The euro rallied to a two-month high against the dollar on Friday and derivatives markets sent a signal that investors had turned positive on the currency’s prospects for the first time since March.

The euro traded near its strongest since March 27 at $1.1144 on Friday, up 0.6 per cent on the day after growing confidence in European coronavirus recovery proposals sparked a bounce in the currency.
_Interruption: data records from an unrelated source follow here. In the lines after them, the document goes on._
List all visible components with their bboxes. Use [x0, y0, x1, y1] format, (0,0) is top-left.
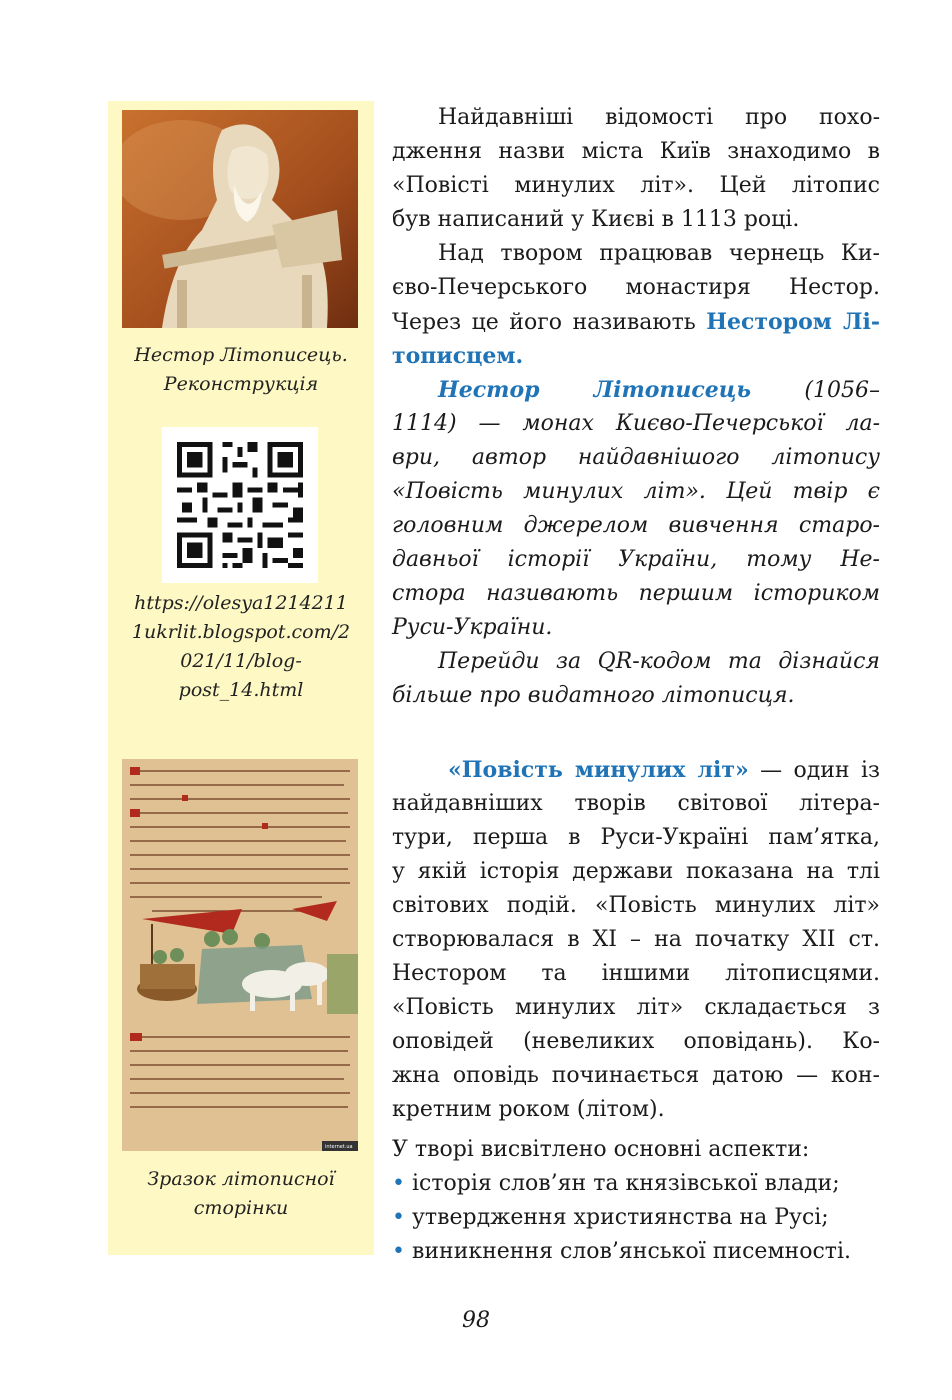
url-line: post_14.html [178, 679, 304, 701]
bullet-icon: • [392, 1239, 412, 1264]
text-segment: — один із [748, 758, 880, 783]
text-line [392, 305, 880, 339]
text-line [392, 753, 880, 787]
text-line: стора називають першим істориком [392, 581, 880, 606]
text-line: головним джерелом вивчення старо- [392, 513, 880, 538]
text-line: жна оповідь починається датою — кон- [392, 1063, 880, 1088]
text-line: ври, автор найдавнішого літопису [392, 445, 880, 470]
text-line: найдавніших творів світової літера- [392, 791, 880, 816]
text-line: Перейди за QR-кодом та дізнайся [438, 649, 880, 674]
url-line: 1ukrlit.blogspot.com/2 [131, 621, 351, 643]
statue-caption [108, 341, 374, 399]
paragraph-chronicle [392, 753, 880, 1127]
text-line: у якій історія держави показана на тлі [392, 859, 880, 884]
text-line: створювалася в XI – на початку XII ст. [392, 927, 880, 952]
caption-line: Нестор Літописець. [134, 344, 348, 366]
caption-line: Реконструкція [163, 373, 319, 395]
paragraph-qr-prompt [392, 645, 880, 713]
list-item [392, 1235, 880, 1269]
list-item-text: виникнення слов’янської писемності. [411, 1239, 851, 1264]
text-line [392, 373, 880, 407]
url-line: https://olesya1214211 [134, 592, 348, 614]
text-line: Над твором працював чернець Ки- [438, 241, 880, 266]
bullet-icon: • [392, 1205, 412, 1230]
text-line: єво-Печерського монастиря Нестор. [392, 275, 880, 300]
text-line: світових подій. «Повість минулих літ» [392, 893, 880, 918]
highlight-term: «Повість минулих літ» [448, 757, 749, 783]
list-item [392, 1167, 880, 1201]
qr-code[interactable] [162, 427, 318, 583]
text-line: Руси-України. [392, 615, 553, 640]
highlight-term: Нестор Літописець [438, 377, 751, 403]
text-line: був написаний у Києві в 1113 році. [392, 207, 800, 232]
text-line: тури, перша в Руси-Україні пам’ятка, [392, 825, 880, 850]
text-line: «Повісті минулих літ». Цей літопис [392, 173, 880, 198]
chronicle-caption [108, 1165, 374, 1223]
list-item-text: утвердження християнства на Русі; [411, 1205, 829, 1230]
text-line: дження назви міста Київ знаходимо в [392, 139, 880, 164]
list-item-text: історія слов’ян та князівської влади; [411, 1171, 840, 1196]
aspects-list [392, 1133, 880, 1269]
text-line: давньої історії України, тому Не- [392, 547, 880, 572]
text-line: «Повість минулих літ» складається з [392, 995, 880, 1020]
paragraph-biography [392, 373, 880, 645]
bullet-icon: • [392, 1171, 412, 1196]
chronicle-page-image [122, 759, 358, 1151]
text-line: оповідей (невеликих оповідань). Ко- [392, 1029, 880, 1054]
url-line: 021/11/blog- [180, 650, 302, 672]
text-segment: Через це його називають [392, 310, 707, 335]
text-line: Найдавніші відомості про похо- [438, 105, 880, 130]
highlight-term: тописцем. [392, 343, 524, 369]
page-number: 98 [462, 1308, 490, 1333]
watermark-label: internet.ua [325, 1144, 353, 1150]
text-line: більше про видатного літописця. [392, 683, 795, 708]
text-line: Нестором та іншими літописцями. [392, 961, 880, 986]
sidebar-panel [108, 101, 374, 1255]
text-line: кретним роком (літом). [392, 1097, 665, 1122]
text-line: «Повість минулих літ». Цей твір є [392, 479, 880, 504]
highlight-term: Нестором Лі- [706, 309, 880, 335]
nestor-statue-photo [122, 110, 358, 328]
caption-line: сторінки [193, 1197, 289, 1219]
text-line: 1114) — монах Києво-Печерської ла- [392, 411, 880, 436]
paragraph-origin [392, 101, 880, 237]
list-intro: У творі висвітлено основні аспекти: [392, 1137, 810, 1162]
paragraph-nestor [392, 237, 880, 373]
qr-url[interactable] [108, 589, 374, 705]
text-segment: (1056– [750, 378, 880, 403]
main-text [392, 101, 880, 1269]
list-item [392, 1201, 880, 1235]
caption-line: Зразок літописної [147, 1168, 335, 1190]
In derivatives markets, it has become more expensive to bet that the euro would rise against the dollar over the next month than to bet that it would slide, signalling that the number of investors who expect the currency to make gains now outstrips bearish traders for the first time since March 12.

“There is no doubt that the positive sentiment around the euro recovery plan is in good part behind this move,” said Ugo Lancioni, head of global currency at Neuberger Berman. “I suspect that few investors expected this outcome.”

European Commission president Ursula von der Leyen announced proposals on Wednesday for a €750bn fund to support coronavirus recovery efforts. The euro popped higher on the news and broke through $1.10, but gains accelerated at the end of the week.

“Nothing is done yet and we will have to wait for June or the summer to get more clarity. The market is certainly repricing probabilities,” Mr Lancioni added.

The brighter tone marks a turnround for the euro’s exchange rate. Earlier this month, some analysts and investors were turning more pessimistic, noting a ruling by Germany’s constitutional court that challenged the European Central Bank’s purchases of government bonds. At that point, the currency was trading at about $1.07.

That meant that when the latest proposals for funding the economic support efforts first emerged, investors were still reluctant to shift into the euro. “Many folks still had doubts whether it will go through as outlined,” said Jordan Rochester, a currency strategist at Nomura.

But confidence is building — a shift that is clear in Italy’s government bond market. “The existential tail risk of a eurozone break-up has fallen,” said Dominic Bunning, senior currency strategist at HSBC.

Still, few analysts expect the euro to make further large gains until the proposals near approval. Mr Bunning expects the euro to finish the year at $1.10, lifting his estimate from $1.05 previously.

“Given our continued scepticism of some of the difficulties that need to be overcome [about the proposals], we do not believe it is the time to make a more dramatic change to our euro view,” he added.